Se você usa o relógio todos os dias, o rotor cuida da corda sozinho pelo movimento do pulso. A corda manual só é necessária quando o relógio parou por falta de uso. Nesse caso, gire a coroa suavemente entre 20 e 40 vezes, conforme o manual do fabricante, e pare assim que sentir resistência natural. Nunca force além desse ponto.
2. O que acontece se eu deixar o relógio automático parado por muito tempo?
O relógio simplesmente para. No entanto, não há dano imediato por parar, o problema é a prática frequente de parar e dar corda do zero, que desgasta o sistema de corda ao longo dos anos. Se você tem vários relógios e não usa todos regularmente, um watch winder é um bom investimento.
3. Como saber se meu relógio automático foi magnetizado?
O principal sinal é o relógio adiantar absurdamente, muitas vezes mais de 2 minutos por hora, sem qualquer outra explicação. Você pode confirmar a suspeita com aplicativos de detecção de campo magnético disponíveis para smartphones. A solução é levar a um relojoeiro para desmagnetização, um processo rápido e de baixo custo.
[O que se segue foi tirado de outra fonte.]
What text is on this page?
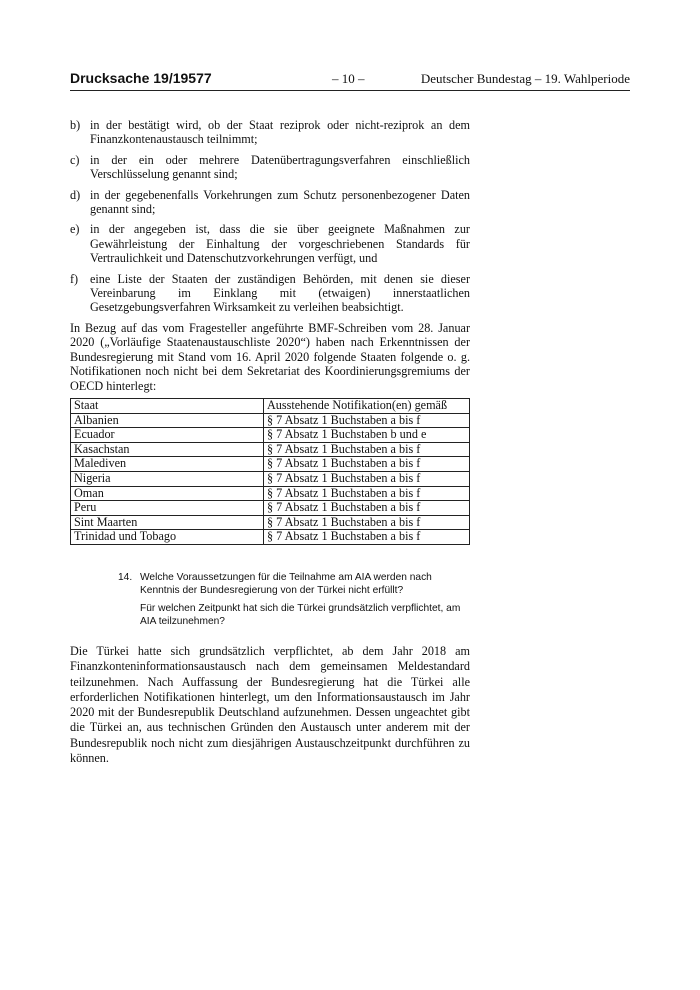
Drucksache 19/19577	– 10 –	Deutscher Bundestag – 19. Wahlperiode
b) in der bestätigt wird, ob der Staat reziprok oder nicht-reziprok an dem Finanzkontenaustausch teilnimmt;
c) in der ein oder mehrere Datenübertragungsverfahren einschließlich Verschlüsselung genannt sind;
d) in der gegebenenfalls Vorkehrungen zum Schutz personenbezogener Daten genannt sind;
e) in der angegeben ist, dass die sie über geeignete Maßnahmen zur Gewährleistung der Einhaltung der vorgeschriebenen Standards für Vertraulichkeit und Datenschutzvorkehrungen verfügt, und
f) eine Liste der Staaten der zuständigen Behörden, mit denen sie dieser Vereinbarung im Einklang mit (etwaigen) innerstaatlichen Gesetzgebungsverfahren Wirksamkeit zu verleihen beabsichtigt.

In Bezug auf das vom Fragesteller angeführte BMF-Schreiben vom 28. Januar 2020 („Vorläufige Staatenaustauschliste 2020“) haben nach Erkenntnissen der Bundesregierung mit Stand vom 16. April 2020 folgende Staaten folgende o. g. Notifikationen noch nicht bei dem Sekretariat des Koordinierungsgremiums der OECD hinterlegt:

Staat	Ausstehende Notifikation(en) gemäß
Albanien	§ 7 Absatz 1 Buchstaben a bis f
Ecuador	§ 7 Absatz 1 Buchstaben b und e
Kasachstan	§ 7 Absatz 1 Buchstaben a bis f
Malediven	§ 7 Absatz 1 Buchstaben a bis f
Nigeria	§ 7 Absatz 1 Buchstaben a bis f
Oman	§ 7 Absatz 1 Buchstaben a bis f
Peru	§ 7 Absatz 1 Buchstaben a bis f
Sint Maarten	§ 7 Absatz 1 Buchstaben a bis f
Trinidad und Tobago	§ 7 Absatz 1 Buchstaben a bis f
14. Welche Voraussetzungen für die Teilnahme am AIA werden nach Kenntnis der Bundesregierung von der Türkei nicht erfüllt?

Für welchen Zeitpunkt hat sich die Türkei grundsätzlich verpflichtet, am AIA teilzunehmen?

Die Türkei hatte sich grundsätzlich verpflichtet, ab dem Jahr 2018 am Finanzkonteninformationsaustausch nach dem gemeinsamen Meldestandard teilzunehmen. Nach Auffassung der Bundesregierung hat die Türkei alle erforderlichen Notifikationen hinterlegt, um den Informationsaustausch im Jahr 2020 mit der Bundesrepublik Deutschland aufzunehmen. Dessen ungeachtet gibt die Türkei an, aus technischen Gründen den Austausch unter anderem mit der Bundesrepublik noch nicht zum diesjährigen Austauschzeitpunkt durchführen zu können.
4. Posso usar meu relógio automático para nadar?
Depende da resistência à água declarada pelo fabricante. Modelos com 5 ATM (50m) ou mais aguentam natação superficial em piscina. Abaixo disso, o risco de infiltração é grande. Lembre-se: a resistência declarada é medida em condições estáticas de laboratório. Impactos dinâmicos na água geram pressão superior ao índice indicado.
5. Qual é o intervalo ideal para a revisão de um relógio automático?
A recomendação padrão da indústria relojoeira é entre 3 e 5 anos, variando conforme o fabricante, o calibre e a intensidade de uso. Relógios usados diariamente em ambientes com muita umidade e temperatura extrema podem precisar de revisão mais frequente. Sempre confira a recomendação do fabricante no manual do seu modelo.